The retrospective cohort study drew data from the Neuroendocrine Cervical Tumor Registry (NeCTuR), which involved women diagnosed with high-grade neuroendocrine carcinoma of the cervix. Researchers compared the outcomes between 62 patients who received TPB as first- or second-line therapy for recurrence and 56 who received chemotherapy but not TPB.
Treatment was given until disease progression or development of unacceptable toxic effects. The outcomes evaluated were PFS from the start of treatment for recurrence to the next recurrence or death, overall survival from first recurrence, and response rates.
Median PFS was significantly longer with TPB than with non-TPB (8.7 vs 3.7 months; hazard ratio [HR] for progression, 0.27, 95 percent confidence interval [CI], 0.17–0.48; p<0.0001).
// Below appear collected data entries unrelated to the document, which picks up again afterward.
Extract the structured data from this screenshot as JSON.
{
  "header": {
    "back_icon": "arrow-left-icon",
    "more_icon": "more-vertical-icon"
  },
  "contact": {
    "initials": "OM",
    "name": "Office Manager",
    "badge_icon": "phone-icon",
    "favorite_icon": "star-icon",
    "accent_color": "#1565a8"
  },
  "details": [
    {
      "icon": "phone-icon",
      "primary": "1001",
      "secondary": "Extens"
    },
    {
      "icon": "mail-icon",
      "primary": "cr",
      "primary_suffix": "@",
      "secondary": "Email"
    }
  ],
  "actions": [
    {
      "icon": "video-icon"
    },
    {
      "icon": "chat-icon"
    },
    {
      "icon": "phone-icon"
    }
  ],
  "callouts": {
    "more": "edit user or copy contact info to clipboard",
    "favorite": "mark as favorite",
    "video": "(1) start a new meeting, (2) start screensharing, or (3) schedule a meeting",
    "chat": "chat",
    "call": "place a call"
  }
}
Among the TPB-treated patients, 15 percent had stable disease, 39 percent had a partial response, and 18 percent had a complete response.
A higher proportion of patients in the TPB vs non-TPB group remained on treatment at 6 months (67 percent vs 31 percent; p=0.0004) and 1 year (24 percent vs 9 percent; p=0.02). Median overall survival was 16.8 months in the TPB group compared to 14.0 months in the non-TPB group (HR for death, 0.87, 95 percent CI, 0.55–1.37).